IC: So you touched on this a little bit, but where are we in the EU long-term negotiations? Will that 15% deal framework include aftermarket parts or is it too early to tell?

AC: It does not sound like the tariffs are fully in place. It’s a framework agreement right now and there’s a lot that needs to get sorted out. The steel and aluminum tariffs in the EU seem to be a real sticking point. It’s not fully fleshed out and fully in place. We’re going to have to wait and see what’s going to happen.

From an aftermarket perspective. I think we’re going to continue to see volatility coming out of Europe. I don’t think we’re going to see tariffs come down.

IC: Absolutely. So heading back stateside for a minute, with pending court cases on the legality of tariffs imposed under the Emergency Economic Powers Act, should companies expect lower rates anytime soon or where do we sit with that?

AC: My answer is a hard no.
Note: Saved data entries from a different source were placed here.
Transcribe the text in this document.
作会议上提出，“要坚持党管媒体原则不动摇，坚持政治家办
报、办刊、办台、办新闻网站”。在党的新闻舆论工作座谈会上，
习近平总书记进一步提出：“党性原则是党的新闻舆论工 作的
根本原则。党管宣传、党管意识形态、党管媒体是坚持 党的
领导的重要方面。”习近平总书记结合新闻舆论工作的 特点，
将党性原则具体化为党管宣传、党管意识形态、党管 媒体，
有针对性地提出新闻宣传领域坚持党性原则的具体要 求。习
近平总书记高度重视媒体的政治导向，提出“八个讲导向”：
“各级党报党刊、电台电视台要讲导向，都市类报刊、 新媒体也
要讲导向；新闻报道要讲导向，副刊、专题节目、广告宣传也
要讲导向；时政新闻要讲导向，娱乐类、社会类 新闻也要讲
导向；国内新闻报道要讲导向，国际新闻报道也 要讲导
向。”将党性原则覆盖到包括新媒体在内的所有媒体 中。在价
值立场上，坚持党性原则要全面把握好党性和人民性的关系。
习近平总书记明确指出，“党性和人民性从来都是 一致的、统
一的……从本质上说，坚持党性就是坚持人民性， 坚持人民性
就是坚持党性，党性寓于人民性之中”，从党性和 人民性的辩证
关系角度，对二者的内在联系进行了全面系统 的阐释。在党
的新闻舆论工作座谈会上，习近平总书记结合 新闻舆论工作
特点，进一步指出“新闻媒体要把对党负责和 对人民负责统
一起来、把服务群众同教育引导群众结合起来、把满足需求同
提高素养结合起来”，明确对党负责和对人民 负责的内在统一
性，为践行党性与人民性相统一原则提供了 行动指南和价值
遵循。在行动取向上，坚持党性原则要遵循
I think the government has seen a path to money and I don’t know any government around the world, much less our government, that doesn’t like money. There is a tremendous amount of cash being collected because of these tariffs. If a EPA is tossed out and if the Supreme Court upholds that the administration has many other vehicles and avenues and other legislation they can use to start to put these in place, I think Congress is warmed up to the idea of tariffs and it’s no longer a bad thing.

And while the court may in the end rule that this is beyond presidential authority, I think there are other authorities that could be used and Congress could eventually put these in place if the Supreme Court hears [the case] and is going to rule against it, I would imagine the administration would move very, very quickly to get Congress to put legislation in place endorsing this or putting it into law, which would then make it impossible for them to go away.